There is historical evidence of Druids in Ireland, Britain, and Gaul. Although we have no direct confirmation of Druids in the Celtic settlements of Spain, Italy, Galatia, and the Danube valley, there seems no reason for denying that they existed among those branches of the race. The travels and meetings of the Druids cemented the union of the Celtic peoples and encouraged a sense of kinship which might have given birth to unity. Some students believe that Druidism had its origin west of the Celtic counties. These scholars have said that Druidism is not Celtic at all but originated with those peoples whom the Celts found established in the west of Europe, the builders of the megalithic monuments. Caesar tells us that Druidism first started in Britain, and that the Druids of Gaul used to go to Britain to visit famous schools and sanctuaries. British Druidism had an equally high reputation in Ireland, and the Irish Druids went to Britain to complete their education. The Gauls of Italy had among them persons described as “Vates” (a word borrowed from the Celtic), who were similar to the Druids and organized like them. A comparative study of the druidic institution shows that it was indeed pan-Celtic and an essential part of the organization of Celtic society.

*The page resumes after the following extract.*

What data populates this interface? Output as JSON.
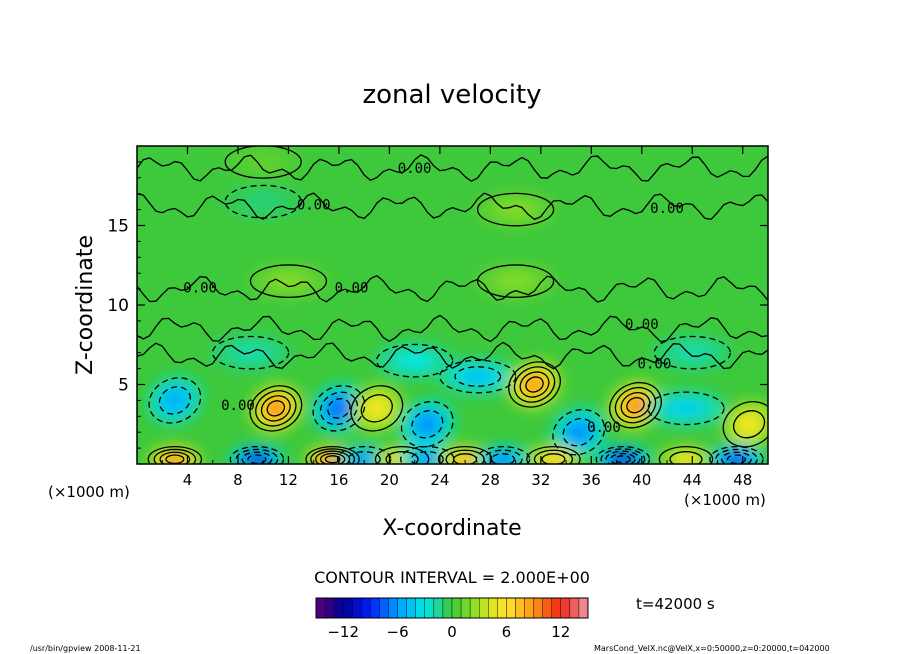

History shows clearly enough that Druidism emerged as an element of resistance to the Romans in Gaul and Britain and to Christianity in Ireland. It was assailed as an enemy with attacks taking the form of persecution in Gaul ( as evidenced by the campaigns of the Roman generals against sanctuaries in Britain ) and by a kind of degradation in Ireland. It becomes apparent, then, that Druidism was an element of resistance because it was an element of cohesion. This fact lends further credence to the notion that druidism transcended both geographic boundaries and clan or tribal delineation.

The literature and law of Ireland was not written down until after the advent of Christianity. This work was performed by the Fili who, therefore, appear in a more favorable light than the Druids. However, if we boldly fill in the gaps in our knowledge of the Druids using what is known of the Fili, we get a picture of the Druids of Ireland which corresponds at every point to that of the Druids of Gaul. From this we obtain a check on the accuracy of both portraits and a strong presumption that we are dealing with a common institution dating from the
most distant past of the two peoples.

Note: The Welsh Druids are an archaeological revival; as are the affectations of the more recent neo-pagan Druids.